A Dream of Freedom on St. Paul Island

I stumbled on this brief, locally-written, heartbreaking history of St. Paul island in the Bering Sea; it suggests that the Aleuts and local Creoles, transplanted there by Russian oppressors for the seal trade(there's no other word), were not truly emancipated until the 1960's. Relocated to a concentration camp in SE Alaska in WWII, 10% of the population, American citizens all, died. But with the proximity of Juneau, this lead to their eventual emancipation:

From this point on, the Aleut Communities of the Pribilof Islands in the Bering Sea fought for their freedom—they secretly hired a lawyer and began suing for it. Though life on the islands after WWII continued with the industrial model, the workers lobbied steadily and conditions began to improve. In 1966 the Fur Seal act reestablished the Pribilof Islands as a Federal Reservation and for the first time Aleuts were permitted on and off the island at will and entitled to fair wages making them perhaps the final enslaved people in our nation to become free.

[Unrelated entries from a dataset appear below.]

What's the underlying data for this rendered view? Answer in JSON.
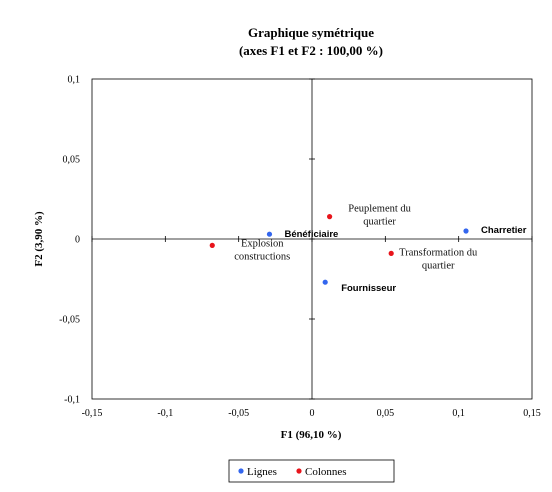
{
  "chart_data": {
    "type": "scatter",
    "title": "Graphique symétrique",
    "subtitle": "(axes F1 et F2 : 100,00 %)",
    "xlabel": "F1 (96,10 %)",
    "ylabel": "F2 (3,90 %)",
    "xlim": [
      -0.15,
      0.15
    ],
    "ylim": [
      -0.1,
      0.1
    ],
    "x_ticks": [
      {
        "value": -0.15,
        "label": "-0,15"
      },
      {
        "value": -0.1,
        "label": "-0,1"
      },
      {
        "value": -0.05,
        "label": "-0,05"
      },
      {
        "value": 0,
        "label": "0"
      },
      {
        "value": 0.05,
        "label": "0,05"
      },
      {
        "value": 0.1,
        "label": "0,1"
      },
      {
        "value": 0.15,
        "label": "0,15"
      }
    ],
    "y_ticks": [
      {
        "value": -0.1,
        "label": "-0,1"
      },
      {
        "value": -0.05,
        "label": "-0,05"
      },
      {
        "value": 0,
        "label": "0"
      },
      {
        "value": 0.05,
        "label": "0,05"
      },
      {
        "value": 0.1,
        "label": "0,1"
      }
    ],
    "grid": false,
    "legend_position": "bottom",
    "series": [
      {
        "name": "Lignes",
        "color": "#3366ee",
        "points": [
          {
            "label": "Bénéficiaire",
            "x": -0.029,
            "y": 0.003
          },
          {
            "label": "Fournisseur",
            "x": 0.009,
            "y": -0.027
          },
          {
            "label": "Charretier",
            "x": 0.105,
            "y": 0.005
          }
        ]
      },
      {
        "name": "Colonnes",
        "color": "#e8141b",
        "points": [
          {
            "label": "Explosion constructions",
            "lines": [
              "Explosion",
              "constructions"
            ],
            "x": -0.068,
            "y": -0.004
          },
          {
            "label": "Peuplement du quartier",
            "lines": [
              "Peuplement du",
              "quartier"
            ],
            "x": 0.012,
            "y": 0.014
          },
          {
            "label": "Transformation du quartier",
            "lines": [
              "Transformation du",
              "quartier"
            ],
            "x": 0.054,
            "y": -0.009
          }
        ]
      }
    ]
  }
}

The Aleuts, once a culture of 20,000 with elaborate tombs and a highly complex marine technology, number about 2500 now. The immediate expansion of the fur trade, which was the direct result of the extraordinary wealth that was being produced, was enslavement and effectively genocide, and it took nearly 200 years for the remaining people of the island to recovery a measure of their independence.